The migrant experience is one that transcends time and race, and it is one I know too well. As an immigrant myself, and coming from a migrant community, I relate quite deeply to how Dianna felt awestruck by her mother’s strength and sacrifice in abandoning the familiar and moving to a new country for the future of her kids. I have a similar appreciation for my own mother, and it was beautiful for me to read that this bond between mother and child not only withstands the test of time but flourishes with it.

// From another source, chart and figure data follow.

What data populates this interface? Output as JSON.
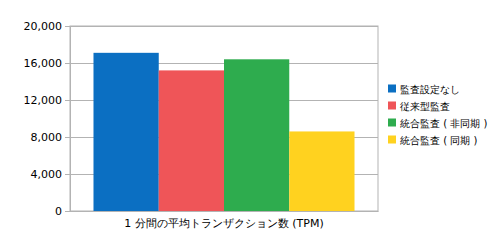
{
  "chart_data": {
    "type": "bar",
    "categories": [
      "1 分間の平均トランザクション数 (TPM)"
    ],
    "series": [
      {
        "name": "監査設定なし",
        "color": "#0b6fc2",
        "values": [
          17100
        ]
      },
      {
        "name": "従来型監査",
        "color": "#ef5558",
        "values": [
          15200
        ]
      },
      {
        "name": "統合監査 ( 非同期 )",
        "color": "#2eac4e",
        "values": [
          16400
        ]
      },
      {
        "name": "統合監査 ( 同期 )",
        "color": "#ffd21f",
        "values": [
          8600
        ]
      }
    ],
    "ylim": [
      0,
      20000
    ],
    "yticks": [
      0,
      {
        "value": 4000,
        "label": "4,000"
      },
      {
        "value": 8000,
        "label": "8,000"
      },
      {
        "value": 12000,
        "label": "12,000"
      },
      {
        "value": 16000,
        "label": "16,000"
      },
      {
        "value": 20000,
        "label": "20,000"
      }
    ],
    "grid": true,
    "legend": "right"
  }
}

Dianna’s experience in the workplace has forced me to think about the collective experience of women in the workplace –– especially when just a couple of decades ago –– that role was less established. It fills me with pure happiness to hear how loyal Maria remained to herself and her beliefs despite conformist pressures from the outside world. It is still upsetting to read about gender inequality, and I completely understand the fears Dianna had spoken out. When the cost of speaking out is one’s –– it is no easy matter. As a mother, I am sure this choice was even harder for Dianna to grapple with. It also makes her decision to stick to her morals even more admirable. Despite your situation in life or the obstacles you may face, there is a choice in how one reacts to difficult situations. Time and time again, Dianna chose to do what was right over what was easy. In taking the less beaten path, she is educated, independent, and true to herself. Dianna’s story is one I will carry on with me and continuously return to whenever choosing between pursuing virtue or ease.
- Laeticia Allache
Dianna Batalla has experienced the inequality between women and men in a work setting. For instance, she struggled to stay silent even when her values may be compromised so that she could earn a living to help herself and her family. This story has enlightened me to the fact that inequality affects everyone. Every woman, no matter what age, skin color, or race, will have to go through some sort of discrimination just because of the gender they were born into. However, I love how wonderful Dianna handled these experiences. It helped her become stronger and allowed her to remember that her values should never be forgotten. I believe that her interview will inspire many girls around the world to always remember who they are and what they believe in.
Dianna is also a woman of divorce. I have always admired mothers without a husband. They are strong women who have had to go through what many of us never wish to experience. I admire Dianna for staying strong and using her divorce to strive harder. She was able to go back to school at the age of 52. She went beyond what most people at her age would do. I truly applaud her for everything she has accomplished and for never giving up despite the circumstances she had to face. Dianna Batalla’s story is truly a remarkable one. From her experiences of inequality while she was working, to her divorce, to her going back to school at the age of 52. She will surely make an impact on women everywhere through her inspiring experiences, stories, and actions.